ZeroGrasp: Zero-Shot Shape Reconstruction Enabled Robotic Grasping
This addresses the issue of suboptimal motion and collisions in robotic grasping for embodied systems, representing a strong specific gain rather than a broad paradigm shift.
The paper tackles the problem of robotic grasping by introducing ZeroGrasp, a framework that simultaneously performs 3D reconstruction and grasp pose prediction in near real-time, achieving state-of-the-art performance on the GraspNet-1B benchmark and generalizing to novel real-world objects.
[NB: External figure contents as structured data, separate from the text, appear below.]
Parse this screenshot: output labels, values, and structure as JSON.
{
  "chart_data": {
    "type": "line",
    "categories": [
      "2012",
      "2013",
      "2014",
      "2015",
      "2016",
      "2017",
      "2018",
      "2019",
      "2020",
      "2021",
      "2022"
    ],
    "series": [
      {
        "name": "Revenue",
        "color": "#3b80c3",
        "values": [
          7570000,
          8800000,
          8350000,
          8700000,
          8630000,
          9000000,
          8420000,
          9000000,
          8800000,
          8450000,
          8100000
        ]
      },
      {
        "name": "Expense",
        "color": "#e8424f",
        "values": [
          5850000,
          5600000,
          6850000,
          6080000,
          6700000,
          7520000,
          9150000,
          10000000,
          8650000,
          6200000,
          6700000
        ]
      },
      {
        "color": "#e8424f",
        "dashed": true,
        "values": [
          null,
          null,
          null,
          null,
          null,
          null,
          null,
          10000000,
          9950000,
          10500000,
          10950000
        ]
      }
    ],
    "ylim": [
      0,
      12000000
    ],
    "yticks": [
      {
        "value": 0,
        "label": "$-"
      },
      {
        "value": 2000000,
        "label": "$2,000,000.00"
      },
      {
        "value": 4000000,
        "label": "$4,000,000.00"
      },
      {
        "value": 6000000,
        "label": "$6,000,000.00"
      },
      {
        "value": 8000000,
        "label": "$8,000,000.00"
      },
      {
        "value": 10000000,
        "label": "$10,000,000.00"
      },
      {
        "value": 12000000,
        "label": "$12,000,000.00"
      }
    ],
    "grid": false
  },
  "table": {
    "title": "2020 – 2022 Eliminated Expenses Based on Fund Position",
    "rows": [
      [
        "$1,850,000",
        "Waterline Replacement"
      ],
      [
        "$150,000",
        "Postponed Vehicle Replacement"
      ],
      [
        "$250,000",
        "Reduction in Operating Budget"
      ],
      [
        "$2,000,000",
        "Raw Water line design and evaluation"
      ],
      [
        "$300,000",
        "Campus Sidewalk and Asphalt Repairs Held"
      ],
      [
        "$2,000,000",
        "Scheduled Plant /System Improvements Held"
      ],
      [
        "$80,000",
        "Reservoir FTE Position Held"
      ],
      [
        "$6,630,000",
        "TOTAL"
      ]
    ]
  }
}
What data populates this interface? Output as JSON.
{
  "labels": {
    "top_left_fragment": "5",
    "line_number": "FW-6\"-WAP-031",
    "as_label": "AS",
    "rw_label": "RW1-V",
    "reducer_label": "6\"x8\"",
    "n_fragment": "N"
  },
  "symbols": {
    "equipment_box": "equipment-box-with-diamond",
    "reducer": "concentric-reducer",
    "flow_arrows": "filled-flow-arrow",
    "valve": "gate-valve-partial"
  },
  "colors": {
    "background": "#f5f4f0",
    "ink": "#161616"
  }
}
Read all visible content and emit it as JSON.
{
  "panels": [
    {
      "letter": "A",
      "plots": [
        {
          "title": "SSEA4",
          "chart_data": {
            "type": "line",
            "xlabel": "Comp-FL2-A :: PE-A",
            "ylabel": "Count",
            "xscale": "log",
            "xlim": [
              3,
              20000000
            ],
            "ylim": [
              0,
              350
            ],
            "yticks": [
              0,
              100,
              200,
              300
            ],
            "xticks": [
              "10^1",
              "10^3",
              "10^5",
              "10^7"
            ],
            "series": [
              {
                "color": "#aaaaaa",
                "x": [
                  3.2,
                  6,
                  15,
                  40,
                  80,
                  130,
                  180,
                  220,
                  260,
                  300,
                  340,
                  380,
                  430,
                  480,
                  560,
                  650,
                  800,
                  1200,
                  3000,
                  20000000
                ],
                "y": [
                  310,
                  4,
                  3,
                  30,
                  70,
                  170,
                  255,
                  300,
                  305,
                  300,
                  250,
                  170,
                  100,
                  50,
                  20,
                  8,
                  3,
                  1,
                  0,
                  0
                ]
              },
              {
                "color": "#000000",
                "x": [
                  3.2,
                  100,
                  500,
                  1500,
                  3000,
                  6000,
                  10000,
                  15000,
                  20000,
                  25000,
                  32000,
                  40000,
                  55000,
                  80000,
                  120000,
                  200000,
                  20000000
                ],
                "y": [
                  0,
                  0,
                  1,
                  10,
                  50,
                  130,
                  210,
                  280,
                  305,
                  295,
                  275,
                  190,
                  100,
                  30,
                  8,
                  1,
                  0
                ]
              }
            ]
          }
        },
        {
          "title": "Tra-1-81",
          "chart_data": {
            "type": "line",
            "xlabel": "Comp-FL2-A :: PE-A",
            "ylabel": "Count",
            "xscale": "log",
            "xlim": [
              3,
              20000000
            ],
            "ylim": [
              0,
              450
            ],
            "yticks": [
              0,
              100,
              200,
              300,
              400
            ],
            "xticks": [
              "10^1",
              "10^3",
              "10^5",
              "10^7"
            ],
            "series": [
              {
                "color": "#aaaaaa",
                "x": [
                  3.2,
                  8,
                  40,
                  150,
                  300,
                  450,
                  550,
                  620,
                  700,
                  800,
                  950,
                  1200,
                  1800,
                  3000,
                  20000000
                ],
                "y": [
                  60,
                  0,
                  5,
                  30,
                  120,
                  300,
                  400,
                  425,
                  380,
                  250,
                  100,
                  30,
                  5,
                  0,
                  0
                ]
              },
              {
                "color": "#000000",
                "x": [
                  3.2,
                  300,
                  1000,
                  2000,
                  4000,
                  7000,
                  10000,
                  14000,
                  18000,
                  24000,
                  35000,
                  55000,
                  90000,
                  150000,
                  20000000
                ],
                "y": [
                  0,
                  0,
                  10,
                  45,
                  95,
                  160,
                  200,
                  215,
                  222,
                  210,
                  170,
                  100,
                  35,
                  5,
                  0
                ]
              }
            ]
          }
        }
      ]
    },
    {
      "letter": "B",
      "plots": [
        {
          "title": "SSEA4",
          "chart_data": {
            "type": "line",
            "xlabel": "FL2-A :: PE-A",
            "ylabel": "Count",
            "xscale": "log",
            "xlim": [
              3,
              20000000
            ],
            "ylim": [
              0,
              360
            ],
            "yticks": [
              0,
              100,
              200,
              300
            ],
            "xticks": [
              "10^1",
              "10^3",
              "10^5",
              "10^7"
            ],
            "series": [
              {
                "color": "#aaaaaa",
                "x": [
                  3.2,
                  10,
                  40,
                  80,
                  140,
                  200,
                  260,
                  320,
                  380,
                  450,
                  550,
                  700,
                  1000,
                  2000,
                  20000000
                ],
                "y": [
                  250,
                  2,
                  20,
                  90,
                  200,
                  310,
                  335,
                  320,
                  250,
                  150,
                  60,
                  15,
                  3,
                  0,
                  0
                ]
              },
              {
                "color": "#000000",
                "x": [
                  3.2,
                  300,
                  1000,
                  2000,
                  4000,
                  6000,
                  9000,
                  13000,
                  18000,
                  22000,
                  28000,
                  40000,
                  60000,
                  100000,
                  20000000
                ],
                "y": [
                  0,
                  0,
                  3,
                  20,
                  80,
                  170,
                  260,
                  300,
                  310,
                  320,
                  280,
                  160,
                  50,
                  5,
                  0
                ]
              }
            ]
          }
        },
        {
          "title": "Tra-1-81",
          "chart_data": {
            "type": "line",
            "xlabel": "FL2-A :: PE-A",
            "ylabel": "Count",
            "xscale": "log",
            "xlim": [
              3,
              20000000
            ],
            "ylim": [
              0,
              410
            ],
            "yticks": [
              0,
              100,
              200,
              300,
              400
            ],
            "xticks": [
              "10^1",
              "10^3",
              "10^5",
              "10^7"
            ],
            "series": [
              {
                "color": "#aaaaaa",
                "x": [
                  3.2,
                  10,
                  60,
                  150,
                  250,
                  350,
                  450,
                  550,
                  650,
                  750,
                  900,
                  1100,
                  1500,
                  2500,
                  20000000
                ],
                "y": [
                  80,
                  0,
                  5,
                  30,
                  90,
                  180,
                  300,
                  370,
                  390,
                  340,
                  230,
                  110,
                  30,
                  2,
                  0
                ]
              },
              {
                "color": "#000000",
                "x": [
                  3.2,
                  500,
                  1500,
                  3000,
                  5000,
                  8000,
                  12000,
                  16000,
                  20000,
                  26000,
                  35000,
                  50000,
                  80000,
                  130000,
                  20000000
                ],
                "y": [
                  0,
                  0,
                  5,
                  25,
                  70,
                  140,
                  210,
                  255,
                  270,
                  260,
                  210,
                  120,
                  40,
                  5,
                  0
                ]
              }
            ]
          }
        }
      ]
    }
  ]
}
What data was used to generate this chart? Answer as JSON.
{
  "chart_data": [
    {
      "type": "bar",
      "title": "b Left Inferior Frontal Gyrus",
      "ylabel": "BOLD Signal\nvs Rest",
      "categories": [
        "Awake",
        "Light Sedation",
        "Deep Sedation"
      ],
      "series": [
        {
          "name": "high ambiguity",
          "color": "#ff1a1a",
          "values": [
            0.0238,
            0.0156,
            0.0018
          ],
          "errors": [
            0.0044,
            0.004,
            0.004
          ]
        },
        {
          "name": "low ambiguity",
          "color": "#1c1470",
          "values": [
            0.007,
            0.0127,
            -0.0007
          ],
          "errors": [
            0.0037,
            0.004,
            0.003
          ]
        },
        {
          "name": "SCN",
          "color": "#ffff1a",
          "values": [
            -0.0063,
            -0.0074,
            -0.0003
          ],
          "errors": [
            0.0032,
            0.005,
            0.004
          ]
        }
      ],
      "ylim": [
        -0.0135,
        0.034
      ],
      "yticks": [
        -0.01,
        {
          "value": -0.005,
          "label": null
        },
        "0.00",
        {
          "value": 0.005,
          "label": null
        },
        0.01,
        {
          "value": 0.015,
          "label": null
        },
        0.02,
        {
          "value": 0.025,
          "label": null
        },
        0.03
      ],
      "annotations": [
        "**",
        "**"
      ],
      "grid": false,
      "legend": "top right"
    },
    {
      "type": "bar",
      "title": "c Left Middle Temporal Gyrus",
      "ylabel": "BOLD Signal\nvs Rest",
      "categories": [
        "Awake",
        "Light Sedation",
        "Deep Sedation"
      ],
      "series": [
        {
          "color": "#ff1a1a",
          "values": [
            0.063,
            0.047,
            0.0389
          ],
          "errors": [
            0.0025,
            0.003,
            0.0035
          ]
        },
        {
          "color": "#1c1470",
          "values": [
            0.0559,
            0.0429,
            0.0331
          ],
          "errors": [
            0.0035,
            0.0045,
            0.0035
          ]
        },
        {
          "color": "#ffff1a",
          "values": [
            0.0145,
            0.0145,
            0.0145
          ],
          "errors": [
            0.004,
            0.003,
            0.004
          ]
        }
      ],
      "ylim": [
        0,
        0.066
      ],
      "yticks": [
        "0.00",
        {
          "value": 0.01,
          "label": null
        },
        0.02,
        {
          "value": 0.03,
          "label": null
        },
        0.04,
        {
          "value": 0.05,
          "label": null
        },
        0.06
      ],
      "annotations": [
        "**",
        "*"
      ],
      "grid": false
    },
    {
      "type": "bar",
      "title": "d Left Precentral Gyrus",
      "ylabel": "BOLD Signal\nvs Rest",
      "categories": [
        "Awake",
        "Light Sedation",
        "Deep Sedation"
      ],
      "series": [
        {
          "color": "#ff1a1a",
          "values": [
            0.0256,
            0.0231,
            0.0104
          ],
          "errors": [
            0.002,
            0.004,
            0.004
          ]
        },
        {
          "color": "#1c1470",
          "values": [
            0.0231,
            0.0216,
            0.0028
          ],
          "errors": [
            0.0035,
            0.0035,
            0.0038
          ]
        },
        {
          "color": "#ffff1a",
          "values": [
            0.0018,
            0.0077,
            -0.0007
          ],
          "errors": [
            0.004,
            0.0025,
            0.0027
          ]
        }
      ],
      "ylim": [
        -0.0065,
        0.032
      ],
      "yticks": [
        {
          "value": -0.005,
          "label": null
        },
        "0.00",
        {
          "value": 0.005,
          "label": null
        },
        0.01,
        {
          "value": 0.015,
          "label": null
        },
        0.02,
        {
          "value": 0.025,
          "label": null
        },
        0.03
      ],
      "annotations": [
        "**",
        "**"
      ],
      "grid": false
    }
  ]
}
Robotic grasping is a cornerstone capability of embodied systems. Many methods directly output grasps from partial information without modeling the geometry of the scene, leading to suboptimal motion and even collisions. To address these issues, we introduce ZeroGrasp, a novel framework that simultaneously performs 3D reconstruction and grasp pose prediction in near real-time. A key insight of our method is that occlusion reasoning and modeling the spatial relationships between objects is beneficial for both accurate reconstruction and grasping. We couple our method with a novel large-scale synthetic dataset, which comprises 1M photo-realistic images, high-resolution 3D reconstructions and 11.3B physically-valid grasp pose annotations for 12K objects from the Objaverse-LVIS dataset. We evaluate ZeroGrasp on the GraspNet-1B benchmark as well as through real-world robot experiments. ZeroGrasp achieves state-of-the-art performance and generalizes to novel real-world objects by leveraging synthetic data.